Jeśli chodzi o owoce, na razie sprawa została odłożona o rok, myślę, że nawet sędzia nie do końca wie dlaczego. Mąż nieoczekiwanie złożył wniosek o rozwód z jego winy, co także jest dość nieoczekiwanym zwrotem akcji. Nic z tego co miało się stać, się nie stało. Cała ta batalia sądowa jest demonizowana zarówno dosłownie i w przenośni. Tymczasem stoisz sobie za szybką gadasz do mikrofonu i gawędzisz z panią w średnim wieku, dobra dodajmy pod wściekłym wzrokiem męża, ale to żadne nowum. Świadkowie także sobie gawędza, mozesz im zadać pytania. Po powrocie z sądu mozesz też zostać bohaterką dnia, wiele osób ekscytuje się rozwodami, duża szansa że zadzwonią. Czego tu się bać?
Soneczko
Posty: 15
Rejestracja: 23 cze 2020, 0:40
Jestem: po rozwodzie
Płeć: Kobieta

Re: Mąż odszedl

Post autor: Soneczko »

Witaj Ruto, wymieniłaś wszystkie te obawy i kuszenia jakie i mi towarzyszyły. Jak widać to Ty wykazałaś się większą odwagą. Czy Twój mąż przez ten czas próbował Cię skłonić do zmiany decyzji? Nie masz myśli, obawy , że najtrudniejsze dopiero przed Toba, tj. Ze dojdą świadkowie, którzy być może będą próbowali pokazać Twoja osobę w złym świetle?
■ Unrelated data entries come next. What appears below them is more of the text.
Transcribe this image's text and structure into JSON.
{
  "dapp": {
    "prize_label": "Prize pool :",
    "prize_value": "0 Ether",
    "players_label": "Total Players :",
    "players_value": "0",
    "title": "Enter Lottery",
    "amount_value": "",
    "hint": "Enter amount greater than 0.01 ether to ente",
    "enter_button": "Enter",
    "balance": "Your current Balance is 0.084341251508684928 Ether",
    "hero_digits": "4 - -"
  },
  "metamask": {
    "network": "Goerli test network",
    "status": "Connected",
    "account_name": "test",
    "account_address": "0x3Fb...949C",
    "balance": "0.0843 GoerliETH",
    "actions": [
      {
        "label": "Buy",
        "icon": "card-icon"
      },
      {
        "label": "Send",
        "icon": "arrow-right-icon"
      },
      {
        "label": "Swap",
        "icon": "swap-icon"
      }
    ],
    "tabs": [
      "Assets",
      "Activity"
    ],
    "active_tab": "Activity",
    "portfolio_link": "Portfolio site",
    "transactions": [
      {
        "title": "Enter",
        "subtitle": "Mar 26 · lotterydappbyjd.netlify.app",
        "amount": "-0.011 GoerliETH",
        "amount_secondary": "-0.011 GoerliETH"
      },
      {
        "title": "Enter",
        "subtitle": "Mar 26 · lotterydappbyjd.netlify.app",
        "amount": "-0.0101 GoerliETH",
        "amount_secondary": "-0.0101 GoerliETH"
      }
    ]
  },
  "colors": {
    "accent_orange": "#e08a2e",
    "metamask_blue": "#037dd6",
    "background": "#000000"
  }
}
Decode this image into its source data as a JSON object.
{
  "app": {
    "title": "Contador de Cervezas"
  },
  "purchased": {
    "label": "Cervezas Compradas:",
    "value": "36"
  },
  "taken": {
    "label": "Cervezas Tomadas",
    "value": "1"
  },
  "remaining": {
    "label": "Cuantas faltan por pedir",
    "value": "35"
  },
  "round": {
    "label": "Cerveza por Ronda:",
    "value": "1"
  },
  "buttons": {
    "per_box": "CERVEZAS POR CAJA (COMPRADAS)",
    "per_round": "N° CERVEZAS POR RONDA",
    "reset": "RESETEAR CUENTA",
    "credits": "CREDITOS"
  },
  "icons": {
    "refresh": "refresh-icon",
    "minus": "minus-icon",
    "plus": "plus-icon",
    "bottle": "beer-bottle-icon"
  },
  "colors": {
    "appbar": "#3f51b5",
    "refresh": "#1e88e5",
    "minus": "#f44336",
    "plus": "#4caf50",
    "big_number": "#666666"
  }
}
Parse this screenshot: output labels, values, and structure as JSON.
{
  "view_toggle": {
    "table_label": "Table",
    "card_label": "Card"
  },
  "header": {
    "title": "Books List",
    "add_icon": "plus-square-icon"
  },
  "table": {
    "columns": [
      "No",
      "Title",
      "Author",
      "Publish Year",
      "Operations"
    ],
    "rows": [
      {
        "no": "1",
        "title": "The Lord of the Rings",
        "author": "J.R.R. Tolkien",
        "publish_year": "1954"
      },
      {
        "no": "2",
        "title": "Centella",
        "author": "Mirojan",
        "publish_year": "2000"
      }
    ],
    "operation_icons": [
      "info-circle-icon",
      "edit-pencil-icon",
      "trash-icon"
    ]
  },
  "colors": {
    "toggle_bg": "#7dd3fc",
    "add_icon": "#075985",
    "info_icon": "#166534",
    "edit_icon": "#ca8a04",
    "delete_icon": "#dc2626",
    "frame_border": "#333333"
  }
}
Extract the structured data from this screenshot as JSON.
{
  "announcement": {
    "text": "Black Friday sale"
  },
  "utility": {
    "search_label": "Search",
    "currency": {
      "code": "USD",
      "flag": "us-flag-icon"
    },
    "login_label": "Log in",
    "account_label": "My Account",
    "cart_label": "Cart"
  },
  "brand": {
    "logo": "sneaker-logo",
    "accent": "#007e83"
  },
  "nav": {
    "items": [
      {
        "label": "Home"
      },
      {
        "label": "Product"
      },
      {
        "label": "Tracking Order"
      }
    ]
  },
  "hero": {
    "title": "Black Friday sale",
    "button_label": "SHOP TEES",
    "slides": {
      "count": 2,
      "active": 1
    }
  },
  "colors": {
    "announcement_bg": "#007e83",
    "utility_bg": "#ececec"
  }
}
Ja niestety wyszłam z założenia, że nie przywiożę męża do siebie na siłę, a wyrok sądu i tak zapadnie. Niemniej jednak dajesz jak napisałaś wspaniały przykład miłości do Boga, bo na 1 miejscu postawiłaś przysięgę złożona przed nim, a nie własną wygodę. Bierzesz krzyż i idziesz z nim przed siebie. To jest postawa, której Ci zazdroszczę. Staram się obecnie nadrabiać moje pójście na łatwiznę, moją postawą wierności Jezusowi, a więc i mężowi oraz miłościa do męża, dzieki której przyszło przebaczenie.
Droga Załamana, ja w chwili sprawdzianu, niestety nie wytrzymałam, zawiodłam, zachowałam się jak Piotr, który 3 razy zaparł się Chrystusa, dopiero później przyszła odwaga... Ty jeszcze możesz wszystko zmienić, sprzeciwić się decyzji męża a tym samym przede wszystkim okazać miłość sobie, czyli pójść za głosem Twojego serca i Twojego sprzeciwu. Przylgnij do Jezusa, jak wielu Sycharków, którzy dzięki niemu mają odwagę nieść swój krzyż. Ja swój wzięłam na barki i nie chce już iść na skroty, choć świat jest pełen pokus i tzw. Prowizorycznego szczecią, za którym kryje się zwykle bagno. Opisam Ci swoje postępowanie nie po to, by zachęcić Cię do niego, ale by przestrzec, że ta droga jest właśnie jak to pozorne szczęście. Do końca życia będę miała w sobie tę zadrę w sercu, że zabrakło mi odwagi jak np. Rucie. Ufam jednak w Boże Miłosierdzia. Pozostaję z Wami w modlitwie o uzdrowienie Waszych małżeństw.
Awatar użytkownika
Nirwanna
Posty: 13319
Rejestracja: 11 gru 2016, 22:54
Jestem: po rozwodzie
Płeć: Kobieta

Re: Mąż odszedl

Post autor: Nirwanna »

Załamana pisze: 31 sie 2020, 10:50 ja jestem zdania i tu moze sie narażę,że nikogo nie da sie zmusic do miłości.
Masz absolutną rację - nie da się nikogo zmusić do miłości. Niezgodą na rozwód nie zmusisz, i zgodą na rozwód nie zmusisz. Niczym nie zmusisz - wstaw tu sobie dowolne rzeczy będące kiedykolwiek przedmiotem sporu pomiędzy Tobą a mężem. Żaden wybór w tę czy we w tę - nigdy nikogo nie zmusi do miłości - BO TO JEST MIT!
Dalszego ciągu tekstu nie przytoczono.